The Messenger, by Toronto director Su Rynard, unravels the mystery behind the world’s vanishing songbird population and questions what this means for the future of humans.
“With no government support, we rely 100 per cent on the generosity of donors to raise the funds needed to provide this free-of-charge support."
All proceeds from ticket sales, as well as an accompanying silent auction and draw, will support SOH efforts to medically assess, treat, rehabilitate and nurture injured and orphaned native wildlife with the goal of releasing healthy animals back into their natural habitats.
“The costs involved in raising/rehabilitating wildlife are substantial,” SOH founder and board member Gail Lenters said.
Each month, the centre spends an average of $1,100 on medications, $900 for hospital supplies, $1,500 on food and $300 treating for worms and/or bugs.
SOH treats head and spinal traumas, fractures of all kinds, starvation, illness due to viruses, parasites and infections, as well as injuries to eyes, ears and feet.
And that includes an entire menagerie of animals, from the smallest baby opossum a few days old to a bear, Lenters said, adding a whole host of others, including song birds, ducks and geese, swans, gulls, crows, hawks, falcons, owls and turkeys, skunks, beavers, squirrels, porcupines and foxes.
Costs associated with even the most basic of requirements, such as food, can add up.
A songbird being treated for four months will cost $160 in food alone.
Smaller mammals, like a chipmunk or a bunny during its stay, consume up to $200 in food.

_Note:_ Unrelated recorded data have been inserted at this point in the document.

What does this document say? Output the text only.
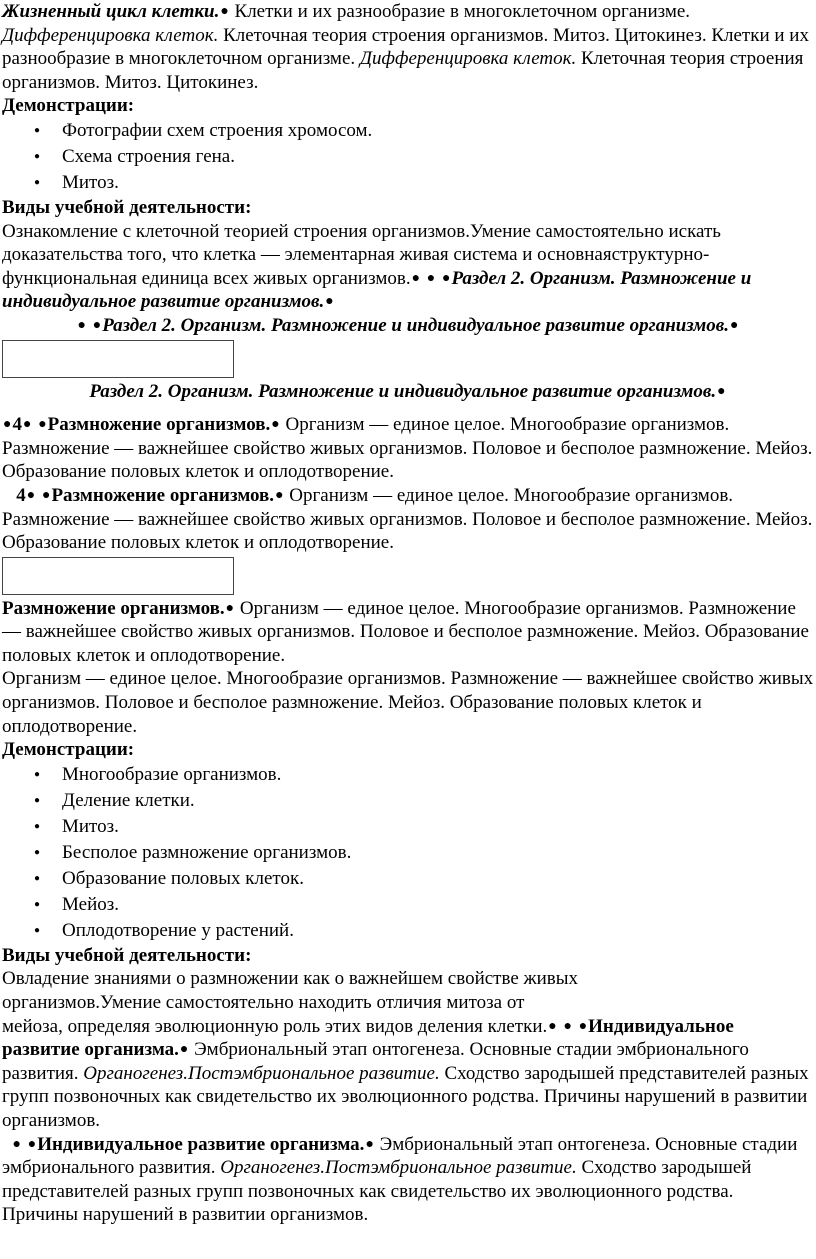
Жизненный цикл клетки.● Клетки и их разнообразие в многоклеточном организме. Дифференцировка клеток. Клеточная теория строения организмов. Митоз. Цитокинез. Клетки и их разнообразие в многоклеточном организме. Дифференцировка клеток. Клеточная теория строения организмов. Митоз. Цитокинез.

Демонстрации:

● Фотографии схем строения хромосом.
● Схема строения гена.
● Митоз.

Виды учебной деятельности:

Ознакомление с клеточной теорией строения организмов.Умение самостоятельно искать доказательства того, что клетка — элементарная живая система и основнаяструктурно-функциональная единица всех живых организмов.● ● ●Раздел 2. Организм. Размножение и индивидуальное развитие организмов.●

● ●Раздел 2. Организм. Размножение и индивидуальное развитие организмов.●

Раздел 2. Организм. Размножение и индивидуальное развитие организмов.●

●4● ●Размножение организмов.● Организм — единое целое. Многообразие организмов. Размножение — важнейшее свойство живых организмов. Половое и бесполое размножение. Мейоз. Образование половых клеток и оплодотворение.

4● ●Размножение организмов.● Организм — единое целое. Многообразие организмов. Размножение — важнейшее свойство живых организмов. Половое и бесполое размножение. Мейоз. Образование половых клеток и оплодотворение.

Размножение организмов.● Организм — единое целое. Многообразие организмов. Размножение — важнейшее свойство живых организмов. Половое и бесполое размножение. Мейоз. Образование половых клеток и оплодотворение.

Организм — единое целое. Многообразие организмов. Размножение — важнейшее свойство живых организмов. Половое и бесполое размножение. Мейоз. Образование половых клеток и оплодотворение.

Демонстрации:

● Многообразие организмов.
● Деление клетки.
● Митоз.
● Бесполое размножение организмов.
● Образование половых клеток.
● Мейоз.
● Оплодотворение у растений.

Виды учебной деятельности:

Овладение знаниями о размножении как о важнейшем свойстве живых

организмов.Умение самостоятельно находить отличия митоза от

мейоза, определяя эволюционную роль этих видов деления клетки.● ● ●Индивидуальное

развитие организма.● Эмбриональный этап онтогенеза. Основные стадии эмбрионального развития. Органогенез.Постэмбриональное развитие. Сходство зародышей представителей разных групп позвоночных как свидетельство их эволюционного родства. Причины нарушений в развитии организмов.

● ●Индивидуальное развитие организма.● Эмбриональный этап онтогенеза. Основные стадии эмбрионального развития. Органогенез.Постэмбриональное развитие. Сходство зародышей представителей разных групп позвоночных как свидетельство их эволюционного родства. Причины нарушений в развитии организмов.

That’s a lot of cash for chow, especially when you consider Shades of Hope has cared for 2,300 animals this year and anticipates reaching 3,000 by year’s end.

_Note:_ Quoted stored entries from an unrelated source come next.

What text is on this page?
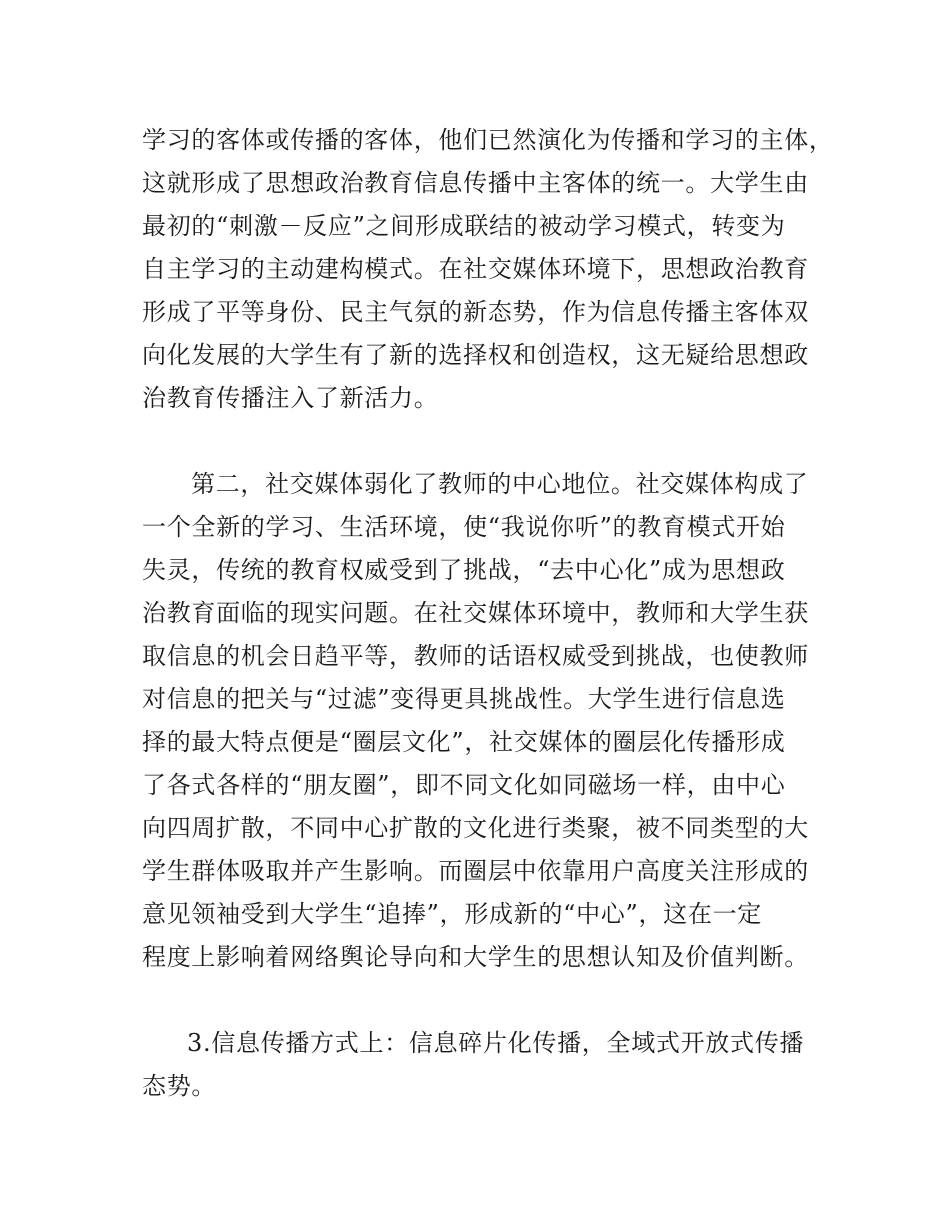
学习的客体或传播的客体，他们已然演化为传播和学习的主体，
这就形成了思想政治教育信息传播中主客体的统一。大学生由
最初的“刺激－反应”之间形成联结的被动学习模式，转变为
自主学习的主动建构模式。在社交媒体环境下，思想政治教育
形成了平等身份、民主气氛的新态势，作为信息传播主客体双
向化发展的大学生有了新的选择权和创造权，这无疑给思想政
治教育传播注入了新活力。
第二，社交媒体弱化了教师的中心地位。社交媒体构成了
一个全新的学习、生活环境，使“我说你听”的教育模式开始
失灵，传统的教育权威受到了挑战，“去中心化”成为思想政
治教育面临的现实问题。在社交媒体环境中，教师和大学生获
取信息的机会日趋平等，教师的话语权威受到挑战，也使教师
对信息的把关与“过滤”变得更具挑战性。大学生进行信息选
择的最大特点便是“圈层文化”，社交媒体的圈层化传播形成
了各式各样的“朋友圈”，即不同文化如同磁场一样，由中心
向四周扩散，不同中心扩散的文化进行类聚，被不同类型的大
学生群体吸取并产生影响。而圈层中依靠用户高度关注形成的
意见领袖受到大学生“追捧”，形成新的“中心”，这在一定
程度上影响着网络舆论导向和大学生的思想认知及价值判断。
3.信息传播方式上：信息碎片化传播，全域式开放式传播
态势。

“With no government support, we rely 100 per cent on the generosity of donors to raise the funds needed to provide this free-of-charge support. We need your help to save wild lives.”
Shades of Hope is also dedicated to raising awareness of the need for preservation of endangered and threatened species in Ontario.
If you’d like to find out more and also help, tickets for the one-time airing of The Messenger at The Gem Sept. 18 beginning at 4:30 p.m. cost $10 and are available in advance through the SOH website at shadesofhope.ca/shop.html or through The Gem Theatre in Keswick.